The virtual ransomware drill was part of the International Counter Ransomware Initiative (CRI)-Resilience Working Group which is being led by India under the leadership of National Cyber Security Coordinator (NCSC)

On Tuesday, in a bid to prepare for a large, widespread cyber-security incident, a virtual ransomware drill was successfully conducted for 26 countries by India’s National Security Council Secretariat (NSCS) and the UK government, in collaboration with BAE Systems.

The virtual ransomware drill was part of the International Counter Ransomware Initiative (CRI)-Resilience Working Group which is being led by India under the leadership of National Cyber Security Coordinator (NCSC).

The virtual ransomware drill has been designed to support the mission of the CRI, and aims to allow participating CRI members to test their capability to respond to a major ransomware incident; demonstrates the benefit of sharing information and collaborating during a major incident; and provide opportunities for the CRI nations to share their approaches to countering ransomware.

Via the Immersive Labs platform, the virtual ransomware drill has been facilitated by BAE Systems, and the scenario was written specifically for the participants based on threat Intelligence and operational experiences.

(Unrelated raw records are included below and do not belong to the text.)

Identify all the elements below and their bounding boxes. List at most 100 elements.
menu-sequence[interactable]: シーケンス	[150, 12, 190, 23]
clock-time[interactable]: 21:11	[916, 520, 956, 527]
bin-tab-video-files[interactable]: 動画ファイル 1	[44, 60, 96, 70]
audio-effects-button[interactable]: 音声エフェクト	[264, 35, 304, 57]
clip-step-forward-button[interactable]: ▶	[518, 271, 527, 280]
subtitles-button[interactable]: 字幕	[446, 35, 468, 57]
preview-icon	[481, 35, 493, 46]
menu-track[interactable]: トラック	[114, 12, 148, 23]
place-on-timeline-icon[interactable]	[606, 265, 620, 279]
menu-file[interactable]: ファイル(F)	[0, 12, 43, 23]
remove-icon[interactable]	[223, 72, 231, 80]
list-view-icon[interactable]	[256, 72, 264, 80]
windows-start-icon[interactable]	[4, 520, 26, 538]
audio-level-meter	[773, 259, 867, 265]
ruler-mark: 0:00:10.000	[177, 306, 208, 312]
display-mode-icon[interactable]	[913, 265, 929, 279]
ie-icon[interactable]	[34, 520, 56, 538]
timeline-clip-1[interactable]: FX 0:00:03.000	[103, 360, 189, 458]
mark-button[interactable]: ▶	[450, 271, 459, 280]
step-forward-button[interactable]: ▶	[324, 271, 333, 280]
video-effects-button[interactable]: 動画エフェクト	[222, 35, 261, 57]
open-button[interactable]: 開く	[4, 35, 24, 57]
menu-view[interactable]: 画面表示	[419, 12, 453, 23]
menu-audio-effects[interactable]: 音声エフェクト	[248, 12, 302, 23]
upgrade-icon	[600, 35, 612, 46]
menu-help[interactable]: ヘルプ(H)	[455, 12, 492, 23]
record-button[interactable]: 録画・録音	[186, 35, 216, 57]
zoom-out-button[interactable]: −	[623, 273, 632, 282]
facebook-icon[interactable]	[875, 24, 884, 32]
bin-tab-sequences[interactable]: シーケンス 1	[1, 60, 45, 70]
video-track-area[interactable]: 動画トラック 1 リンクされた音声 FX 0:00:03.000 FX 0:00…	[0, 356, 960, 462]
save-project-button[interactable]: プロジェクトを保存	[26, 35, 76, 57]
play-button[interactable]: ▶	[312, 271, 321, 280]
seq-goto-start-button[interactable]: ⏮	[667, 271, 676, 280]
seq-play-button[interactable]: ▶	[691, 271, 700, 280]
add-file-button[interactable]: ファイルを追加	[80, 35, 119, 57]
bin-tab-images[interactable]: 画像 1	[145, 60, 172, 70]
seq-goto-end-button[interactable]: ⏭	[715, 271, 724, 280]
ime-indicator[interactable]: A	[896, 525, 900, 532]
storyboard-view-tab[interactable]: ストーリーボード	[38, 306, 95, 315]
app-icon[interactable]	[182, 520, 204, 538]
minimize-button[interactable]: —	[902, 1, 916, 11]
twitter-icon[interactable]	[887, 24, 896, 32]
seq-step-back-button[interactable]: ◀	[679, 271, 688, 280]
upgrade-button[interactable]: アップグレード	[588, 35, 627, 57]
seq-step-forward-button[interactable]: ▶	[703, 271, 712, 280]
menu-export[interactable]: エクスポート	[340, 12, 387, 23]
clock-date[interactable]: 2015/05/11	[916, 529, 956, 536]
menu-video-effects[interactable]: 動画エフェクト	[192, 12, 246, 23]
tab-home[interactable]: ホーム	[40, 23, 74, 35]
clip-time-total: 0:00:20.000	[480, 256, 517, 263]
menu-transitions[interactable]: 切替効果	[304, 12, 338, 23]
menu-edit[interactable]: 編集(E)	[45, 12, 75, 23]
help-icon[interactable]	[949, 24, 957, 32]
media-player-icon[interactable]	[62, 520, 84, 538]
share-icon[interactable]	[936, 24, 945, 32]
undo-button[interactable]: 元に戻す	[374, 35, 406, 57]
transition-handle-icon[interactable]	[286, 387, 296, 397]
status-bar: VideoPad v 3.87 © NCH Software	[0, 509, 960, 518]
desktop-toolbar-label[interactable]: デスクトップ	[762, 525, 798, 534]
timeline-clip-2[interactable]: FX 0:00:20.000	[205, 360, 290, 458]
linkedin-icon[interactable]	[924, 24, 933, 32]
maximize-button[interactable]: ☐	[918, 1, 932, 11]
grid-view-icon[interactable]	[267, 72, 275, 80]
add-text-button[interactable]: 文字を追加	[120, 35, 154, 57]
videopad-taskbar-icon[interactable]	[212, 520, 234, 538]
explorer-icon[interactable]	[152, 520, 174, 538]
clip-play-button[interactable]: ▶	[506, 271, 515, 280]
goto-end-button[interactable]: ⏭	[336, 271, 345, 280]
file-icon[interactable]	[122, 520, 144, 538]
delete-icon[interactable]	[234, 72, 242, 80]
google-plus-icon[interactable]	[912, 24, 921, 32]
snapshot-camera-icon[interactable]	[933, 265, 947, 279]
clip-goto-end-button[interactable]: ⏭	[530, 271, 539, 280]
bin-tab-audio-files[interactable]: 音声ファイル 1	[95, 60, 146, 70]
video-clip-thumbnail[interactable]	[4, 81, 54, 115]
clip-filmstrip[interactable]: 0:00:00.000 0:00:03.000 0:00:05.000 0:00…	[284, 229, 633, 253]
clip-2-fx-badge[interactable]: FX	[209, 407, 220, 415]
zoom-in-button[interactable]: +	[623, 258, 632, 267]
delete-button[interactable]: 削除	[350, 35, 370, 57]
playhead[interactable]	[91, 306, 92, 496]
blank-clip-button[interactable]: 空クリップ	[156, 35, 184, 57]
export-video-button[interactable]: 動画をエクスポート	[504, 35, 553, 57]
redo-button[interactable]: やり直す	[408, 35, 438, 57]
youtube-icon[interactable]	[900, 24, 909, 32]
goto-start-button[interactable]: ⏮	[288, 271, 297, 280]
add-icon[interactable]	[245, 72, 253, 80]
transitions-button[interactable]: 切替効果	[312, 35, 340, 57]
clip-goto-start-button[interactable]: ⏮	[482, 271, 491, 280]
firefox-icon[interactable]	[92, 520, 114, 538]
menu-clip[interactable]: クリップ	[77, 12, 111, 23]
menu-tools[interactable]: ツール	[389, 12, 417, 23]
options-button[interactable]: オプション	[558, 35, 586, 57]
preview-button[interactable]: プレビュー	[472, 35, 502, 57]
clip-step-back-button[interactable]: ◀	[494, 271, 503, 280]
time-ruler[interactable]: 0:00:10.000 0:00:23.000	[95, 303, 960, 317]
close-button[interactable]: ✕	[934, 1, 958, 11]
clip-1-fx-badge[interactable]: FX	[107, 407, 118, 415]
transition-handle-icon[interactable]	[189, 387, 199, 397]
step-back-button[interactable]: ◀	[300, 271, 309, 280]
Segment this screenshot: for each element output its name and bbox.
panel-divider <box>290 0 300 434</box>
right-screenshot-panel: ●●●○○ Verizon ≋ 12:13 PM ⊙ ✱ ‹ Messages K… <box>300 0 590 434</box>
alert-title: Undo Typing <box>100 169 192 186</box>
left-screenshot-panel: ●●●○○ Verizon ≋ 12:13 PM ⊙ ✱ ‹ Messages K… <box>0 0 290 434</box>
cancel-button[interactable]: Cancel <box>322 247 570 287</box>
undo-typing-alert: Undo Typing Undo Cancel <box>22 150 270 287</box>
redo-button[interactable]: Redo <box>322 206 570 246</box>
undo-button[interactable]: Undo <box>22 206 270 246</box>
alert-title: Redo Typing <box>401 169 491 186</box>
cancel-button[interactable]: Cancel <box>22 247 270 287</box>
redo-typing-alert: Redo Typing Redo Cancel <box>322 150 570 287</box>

To safeguard electricity distribution companies which are responsible for the distribution of electricity to domestic customers and are the last link to the public supply, the theme was based on energy sector that has seen some serious ransomware attacks in the recent past.

Around response to ransomware on Critical National Infrastructure, the virtual ransomware drill explored the complexity of decision-making.

Cyber-attacks on critical infrastructure by nation-state bad actors have increased significantly and India observed a 70 per cent increase in ransomware activity in the fourth quarter (Q4) of 2021, a new report said recently.

Like APT29 have continued to greatly increase their activity in 2022, over half of adversarial advanced persistent threat actor activity originated from Russian and Chinese backed groups and Russian-backed groups, as per the report by cybersecurity company Trellix.

Reports surfaced last week that a Russian malware planted from a server in Nigeria was used for a cyber-attack on Oil India’s (OIL) system in Assam.

The state-owned company had suffered a major cyber-attack in its field headquarters in eastern Assam’s Duliajan, with the hacker demanding $75,00,000.